Cherreads

Chapter 36 - Chapter 34

So, with those three plants combined with a well aged ink stick, he would produce a magical ink vastly superior to just adding a few drops of his blood to the ink. Once the ink was finished, he calculated that it would be between fifty to seventy-five percent more efficient. Meaning it would take between twenty-five to fifty percent as much time and mana to produce a new scroll of teleportation.

That was the significant difference having proper materials could make to the production process!

Junichiro looked at his freshly finished magical ink. It was perfect for his purposes! There had been some close calls during the creation process, he'd had to infuse his mana into the extracts to help keep them stable until they could be properly mixed and he'd almost ruined the Oveheed. But! He'd managed to pull through and he now had the best ink he could make with his current supplies. The only thing now holding him back from making more powerful scrolls was the quality of the paper. Parchment was great, and traditional, but it had a hard limit on how much mana it could contain. A short distance teleportation spell was at that limit.

Since he'd spent a fair bit of mana covering for his mistakes during the ink making process, he decided to begin work on the scroll tomorrow. Which left him time to check out another spot in the house that greatly interested him. The library!

After setting the stoppered bottle of ink on his calligraphy desk, he made his way into the house to get cleaned up. Making ink was not a clean process and he didn't want to cover his brand new, or possibly very old, books in ink fingerprints.

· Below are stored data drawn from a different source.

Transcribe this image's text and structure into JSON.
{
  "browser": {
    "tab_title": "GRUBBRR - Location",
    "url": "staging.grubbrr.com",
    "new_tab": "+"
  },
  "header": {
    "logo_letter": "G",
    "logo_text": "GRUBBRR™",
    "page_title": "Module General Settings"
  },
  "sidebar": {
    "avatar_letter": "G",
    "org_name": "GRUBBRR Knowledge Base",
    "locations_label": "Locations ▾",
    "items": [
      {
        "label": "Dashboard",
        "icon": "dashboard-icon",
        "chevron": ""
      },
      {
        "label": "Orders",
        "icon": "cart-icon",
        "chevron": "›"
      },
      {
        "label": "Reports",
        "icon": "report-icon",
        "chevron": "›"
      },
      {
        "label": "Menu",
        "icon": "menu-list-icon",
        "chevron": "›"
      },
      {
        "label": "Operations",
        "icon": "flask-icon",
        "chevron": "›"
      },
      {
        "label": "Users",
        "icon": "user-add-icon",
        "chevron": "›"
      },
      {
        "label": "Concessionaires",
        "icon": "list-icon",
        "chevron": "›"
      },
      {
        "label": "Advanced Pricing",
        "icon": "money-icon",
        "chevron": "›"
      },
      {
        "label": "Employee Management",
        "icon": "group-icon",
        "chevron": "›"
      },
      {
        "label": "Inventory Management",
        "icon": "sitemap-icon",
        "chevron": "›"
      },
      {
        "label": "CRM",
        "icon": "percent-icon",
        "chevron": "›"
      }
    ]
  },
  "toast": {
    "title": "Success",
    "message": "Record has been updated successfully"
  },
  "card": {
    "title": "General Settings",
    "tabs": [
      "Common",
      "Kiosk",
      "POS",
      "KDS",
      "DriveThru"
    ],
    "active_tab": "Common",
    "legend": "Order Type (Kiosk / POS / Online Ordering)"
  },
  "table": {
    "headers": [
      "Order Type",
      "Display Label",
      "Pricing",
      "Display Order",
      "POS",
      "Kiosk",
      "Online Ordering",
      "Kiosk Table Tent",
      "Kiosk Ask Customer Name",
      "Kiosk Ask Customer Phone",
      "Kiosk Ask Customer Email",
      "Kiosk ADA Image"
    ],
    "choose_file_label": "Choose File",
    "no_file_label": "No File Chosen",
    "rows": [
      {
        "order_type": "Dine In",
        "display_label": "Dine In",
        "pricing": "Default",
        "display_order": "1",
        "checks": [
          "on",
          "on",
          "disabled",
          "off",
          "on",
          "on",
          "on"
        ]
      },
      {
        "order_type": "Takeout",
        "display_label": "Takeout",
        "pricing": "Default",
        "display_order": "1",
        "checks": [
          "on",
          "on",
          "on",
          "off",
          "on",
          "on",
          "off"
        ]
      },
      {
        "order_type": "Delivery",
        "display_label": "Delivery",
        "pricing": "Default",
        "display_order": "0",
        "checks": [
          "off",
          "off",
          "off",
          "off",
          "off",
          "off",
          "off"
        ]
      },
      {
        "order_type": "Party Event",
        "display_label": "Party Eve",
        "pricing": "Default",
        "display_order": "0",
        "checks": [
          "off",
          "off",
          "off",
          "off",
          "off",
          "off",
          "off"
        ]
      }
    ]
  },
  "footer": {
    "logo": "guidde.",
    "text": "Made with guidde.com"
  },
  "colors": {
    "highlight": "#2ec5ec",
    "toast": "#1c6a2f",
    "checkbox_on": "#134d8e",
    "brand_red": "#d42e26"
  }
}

When he arrived at the library, he wasn't disappointed, now was he thrilled. It had a fair bit of room but most of the shelves were barren. Obviously Azazel wasn't going to work to fill every last shelf of the library with priceless tomes, ancient grimoires, and the dead sea scrolls. There were a few books, most of which looked similar to standard text books. On further examination, they were textbooks but instead of geography, they were on magic. There was also a collection of books on the maintenance of houses like he lived in.

In hind sight, it was rather generous of Azazel to include books on how to take care of the house. Honestly thinking about it, Junichiro really had no clue what kind of maintenance his home would need and the provided books would fix that bit of ignorance. Nice, but not nearly as nice as the books on human magic!

It only took a few minutes of reading the first volume for Junichiro to grow slightly annoyed. His memories of DxD had informed him that it took a lot of instant mental math to cast magic as a human. Laws of the reality or whatnot. It turns out there were two common methods of casting spells. Method one is the method he'd expected, that is doing math on the fly to change the variables of the world using mana to get a desired outcome. Essentially, 'I use mana to do this and I get a fireball spell' kind of magic. Inputting your mana into the world and doing the math draws the spell circle and completes the spell. Rote memorization of specific formulas makes the process faster and allows the caster to make mental shortcuts.

So what's the problem?

Well, it was less a problem and more 'why the fuck doesn't everyone use method two?' Method two was to sit down, slowly and carefully perform calculations. Use those calculations to draw a magical circle, then MEMORIZE JUST THE CIRCLE. If you memorized just the circle you could form your mana into the circle with a flick of your wrist and cast the spell at will with ease. The only real drawbacks? Slightly higher mana cost and less flexibility than on-the-fly math. That's it!

So, he could sit around doing math and drawing magic circles for any spell he could imagine, memorize just the circle as an image, and cast the spell anytime he had enough mana. Only losing out on some flexibility and having the spell cost anywhere from ten to fifty percent more mana. Though the book did mention that better, more efficient, spell circles would naturally cost less mana to use. If there was nothing else about himself that stood out, he would be known for his desire for efficiency!

Whichever method he ended up going for, he would still need to study a whole new form of math in-depth to get anywhere with it. Right then and there he made a decision. While it wouldn't get him out of having to study the material, creating a homunculus and teaching it everything it needed to know to do the math for spell creation would give him an amazing edge in the process. Now a homunculus was never going to be very good at improvisation or thinking of a better way to do something. It was more akin to a programmed robot. To give it some free will he'd have to try making an artificial spirit and that way lay madness and slavery.